Данте - страница 51
Так расценивает основную силу буржуазного общества горожанин и, что важно, флорентинец, Данте Алигиери. В каждой строке этих глав, особенно XI и XII, четвертого трактата чувствуется, как в нем клокочет гнев и обида против сограждан. Во всей книге нет другого места, которое было бы написано с большим темпераментом, чем эта филиппика против капитала. Феодальные бароны должны были читать ее с большим удовольствием и с большим удовлетворением.
Таков и был замысел Данте. Этого именно он хотел. Написать нечто такое, что всем показало бы меру его таланта, удовлетворило бы «князей и баронов», огорчило бы горожан. Но получилось все-таки не совсем то, что он хотел. Вероятно, «князья и бароны» были довольны. Возможно, что флорентинцы были недовольны. И тем не менее Данте в «Пире» не стал человеком последовательной феодальной идеологии. И не стряхнул с себя отпечатков буржуазной культуры.
Это сказалось прежде всего в вопросе о языке.
«Новая жизнь» была написана по-итальянски. И это не требовало объяснений. В ней комментировались сначала стихи, обращенные к даме, которая не знала по-латыни, а потом, когда она умерла — к ее обществу, которое знало латынь не больше. Кроме того комментарий, очень коротенький, был непосредственно связан со стихами; он не был задуман как нечто самостоятельное. Стихи были любовные, а любовных стихов, куртуазных или иных — все равно, — никто не писал по-латыни. Объяснить их по-латыни было бы смешно.
Иное дело «Пир». В нем комментарий к канцонам разросся настолько, что читатель очень часто, продираясь сквозь его схоластическую чащу, забывает, что он связан со стихами, стоящими в начале трех последних трактатов. Комментарий получил совершенно самостоятельное значение. А предмет его таков, что все без исключения, писавшие на эти темы до Данте, писали по-латыни. Выбор volgare нужно было объяснять, и объяснению посвящен почти весь вводный первый трактат. Мы видели, какими социальными мотивами оправдывает поэт свое решение. Они занимают очень незначительное место среди других. Главные аргументы — философские, неторопливые, обстоятельные, перегруженные общими местами.

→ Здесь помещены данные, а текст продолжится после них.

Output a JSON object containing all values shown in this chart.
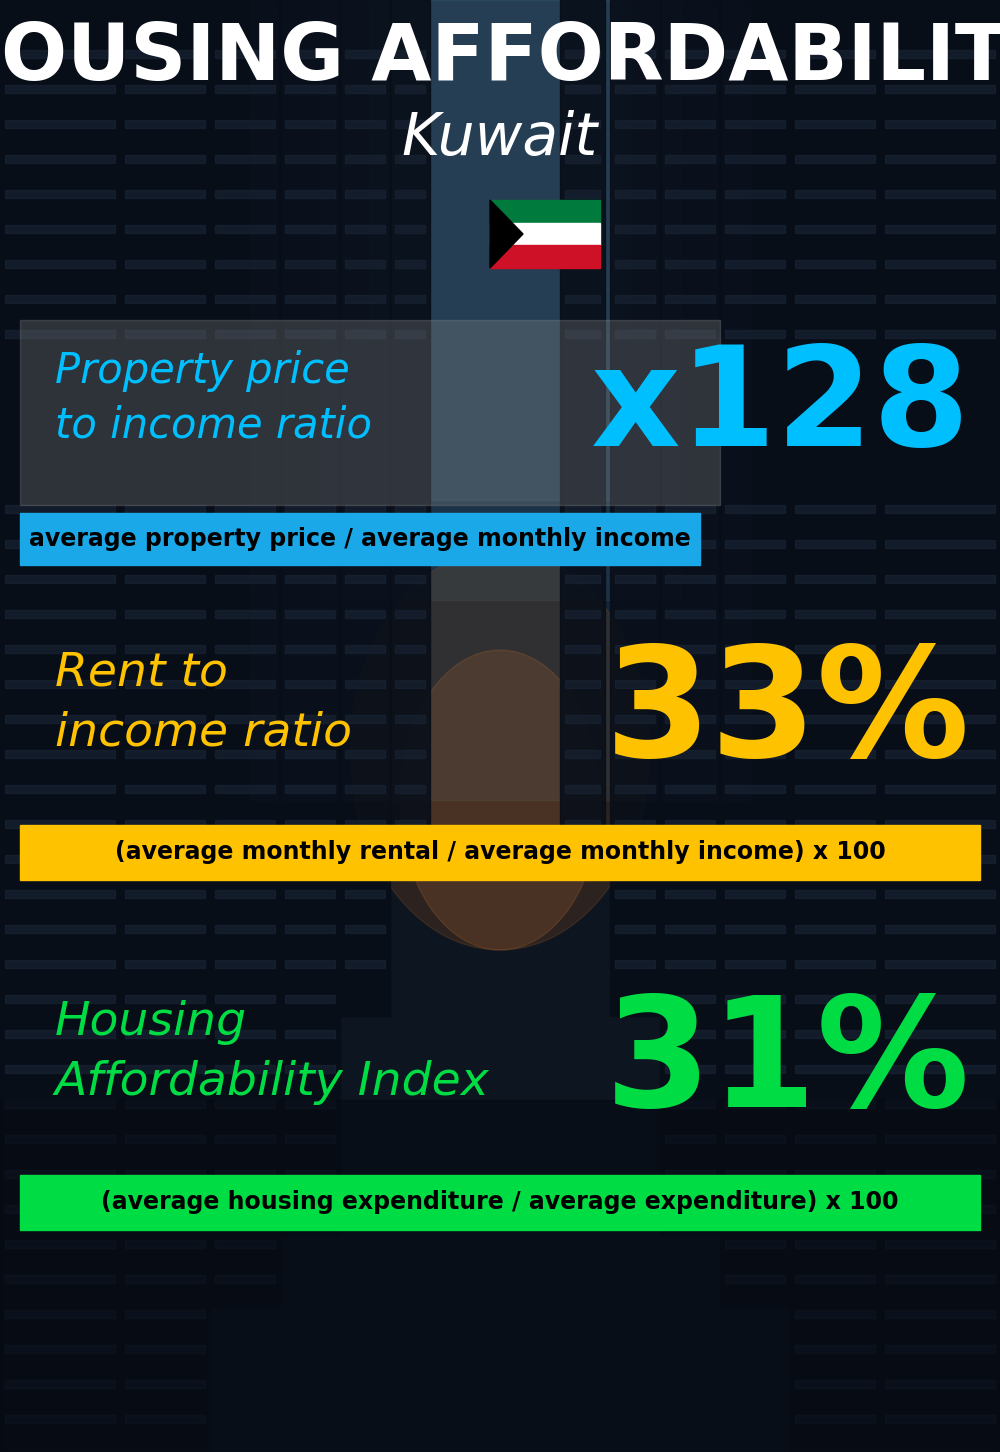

Но из-под схоластического покрова, который их затемняет, явственно вырисовывается, простая и убедительная мысль: что итальянский язык должен быть предпочтен латинскому, потому что он язык не избранных, а огромного большинства. «Это — ячменный хлеб, которым будут насыщаться тысячи… Это будет новый свет, новое солнце, которое взойдет тогда, когда закатится старое. Оно будет светить тем, кто находится во мраке и в потемках, ибо старое им не светит». Таков вывод. Ячменный хлеб в то время был самый вкусный, а старое солнце, которое массам не светит — это латинский язык.
Самое интересное в этой защите итальянского языка у Данте — кричащее противоречие в формулировке мотивов. Сначала объявляется, что латинский полезен немногим, а итальянский многим и «многие» — это «князья, бароны и рыцари» и под конец речь идет уже о «тысячах» и под «тысячами» с очевидностью подразумевается масса грамотных, а далеко не одно только дворянство, которое явно для всех составляло меньшинство в стране. Первая формула та, которой Данте хочет угодить дворянам и разочаровать горожан. Вторая — та, которая выражает его подлинную мысль, бессознательно рвущуюся наружу и выскакивающую из-под пера. Он бы сдержал ее, если бы заметил, что он говорит. Но он не заметил. Написалось, как написалось. Душевное двоение нельзя было ни подавить, ни скрыть. Иначе быть не могло.
Данте понял, что будущее литературы принадлежит не латинскому языку, а итальянскому, и решил писать по-итальянски те свои вещи, которым он придавал наибольшее значение. Это решение представляло целую революцию. И какую!
Данте мог быть сколько угодно убежден в том, что он желает быть приятным дворянству и не боится быть неприятным для горожан. Он мог умышленно строить «Пир» так, чтобы в нем было собрано все, что могло представлять особый интерес для дворянства. И мог говорить, что пишет по-итальянски для того, чтобы быть понятным «князьям и баронам». Он писал для «тысяч», т. е. для грамотных горожан. А доказывал необходимость писать по-итальянски не бездомный эмигрант, смотревший из дворянских рук, а тот Данте Алигиери, который был приором в 1300 году, а потом вел за собою левое крыло «белых», представитель флорентийской пополанской массы.